Insufficient income was selected by nearly 40% of jurisdictions as one of the most significant demand-side risks in 2022. This risk is closely tied to over-indebtedness and rising interest rates and inflation. Many jurisdictions were concerned about how households could support themselves on inadequate incomes when the costs of living and borrowing were increasing significantly. In Peru, the pandemic significantly affected the financial resilience of Peruvians as around 85% of the population, at some point, were not able to cover their expenses with their income. This situation caused Peru’s poverty levels to rise to 27.5% in 2022 (which meant a setback to levels last seen in 2011).

Further, respondents highlighted how insufficient income could force consumers to make financial decisions that could further heighten their vulnerability (e.g. taking payday loans, forfeiting insurance policies). On average, jurisdictions expected that the significance of this risk would increase in 2023, due to wages not increasing sufficiently to keep pace with general costs of living.

Relatively fewer jurisdictions selected the remaining demand-side risks: ageing population, underinsurance, unemployment and other sources of vulnerability.

  • Ageing population. Respondents from Canada, Greece, Italy, Japan, Mauritius, Poland, Romania and Singapore expressed concern over their ageing populations and the impact this would have on their economies, social safety nets and financial well-being of society. Jurisdictions foresaw that financial vulnerability of retail investors could increase, due to lower digital competences of the elderly. Moreover, as people live longer and the workforce shrinks, individuals will face an uphill struggle to fund longer retirements.
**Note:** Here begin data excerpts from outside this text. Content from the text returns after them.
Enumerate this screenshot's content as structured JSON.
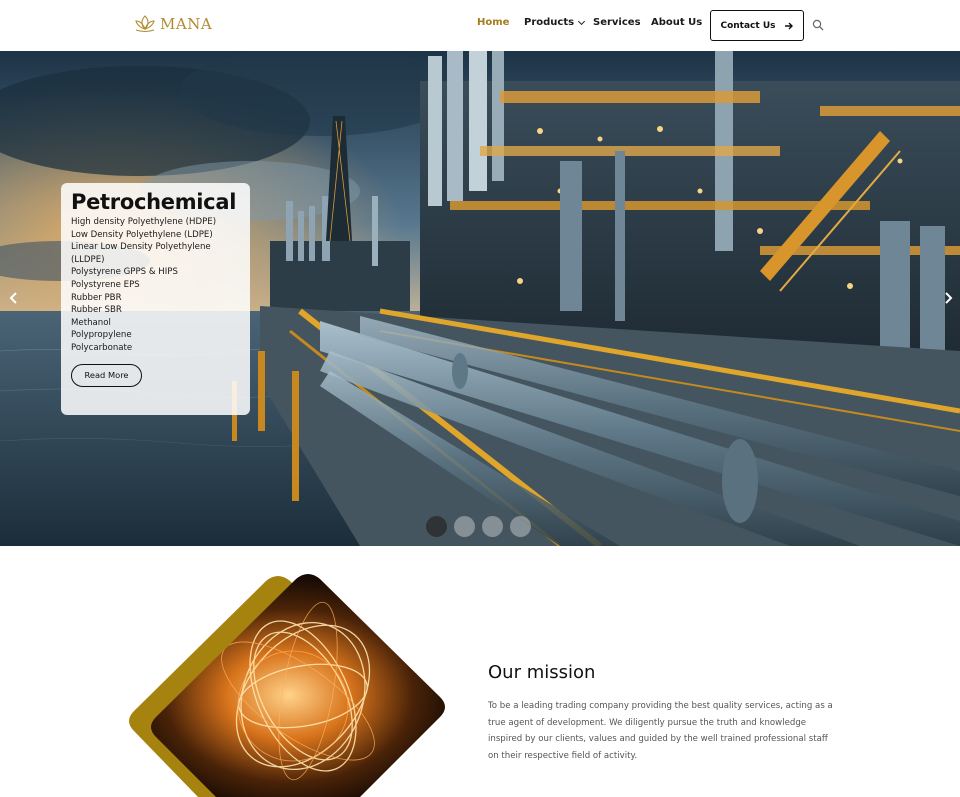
{
  "header": {
    "logo_text": "MANA",
    "nav": {
      "home": "Home",
      "products": "Products",
      "services": "Services",
      "about": "About Us"
    },
    "contact_label": "Contact Us"
  },
  "hero": {
    "title": "Petrochemical",
    "items": [
      "High density Polyethylene (HDPE)",
      "Low Density Polyethylene (LDPE)",
      "Linear Low Density Polyethylene (LLDPE)",
      "Polystyrene GPPS & HIPS",
      "Polystyrene EPS",
      "Rubber PBR",
      "Rubber SBR",
      "Methanol",
      "Polypropylene",
      "Polycarbonate"
    ],
    "read_more_label": "Read More",
    "slide_count": 4,
    "active_slide": 1
  },
  "mission": {
    "title": "Our mission",
    "text": "To be a leading trading company providing the best quality services, acting as a true agent of development. We diligently pursue the truth and knowledge inspired by our clients, values and guided by the well trained professional staff on their respective field of activity."
  },
  "colors": {
    "accent_gold": "#a27d1c",
    "brand_gold": "#b08a2e",
    "text_dark": "#111111",
    "text_muted": "#555555"
  },
  "icons": {
    "logo": "lotus-icon",
    "products_dropdown": "chevron-down-icon",
    "contact_arrow": "arrow-right-icon",
    "search": "search-icon",
    "prev": "chevron-left-icon",
    "next": "chevron-right-icon"
  }
}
    • Since 2018, the ACPR (Prudential Supervision and Resolution Authority) and the Autorité des marchés financiers of France have conducted work on marketing of financial products to vulnerable elderly populations. The aim of this work is to make all stakeholders safer and to limit the risk of mis-selling for these customers and financial institutions. Based on initial work in 2020 the authorities called on professionals in the insurance, banking and financial sector to exercise enhanced due diligence on vulnerable older customers and to apply by 2022 the findings of thematic workshops held in 2020.

  • Consumers experiencing vulnerability. Beyond specific demographic groups, such as the elderly, jurisdictions also mentioned increasing numbers of consumers generally experiencing financial vulnerability as a significant demand-side risk. In the United Kingdom, for example, a May 2022 survey found that over half of all UK adults showed one or more characteristics of vulnerability. In general, vulnerability could stem from different factors, including natural catastrophes, temporary income shocks, or consumers with health issues or a disability. This also could include consumers who have limited fluency and/or literacy in the official language of their jurisdiction. Jurisdictions that selected this demand-side risk anticipate that this risk will increase in 2023.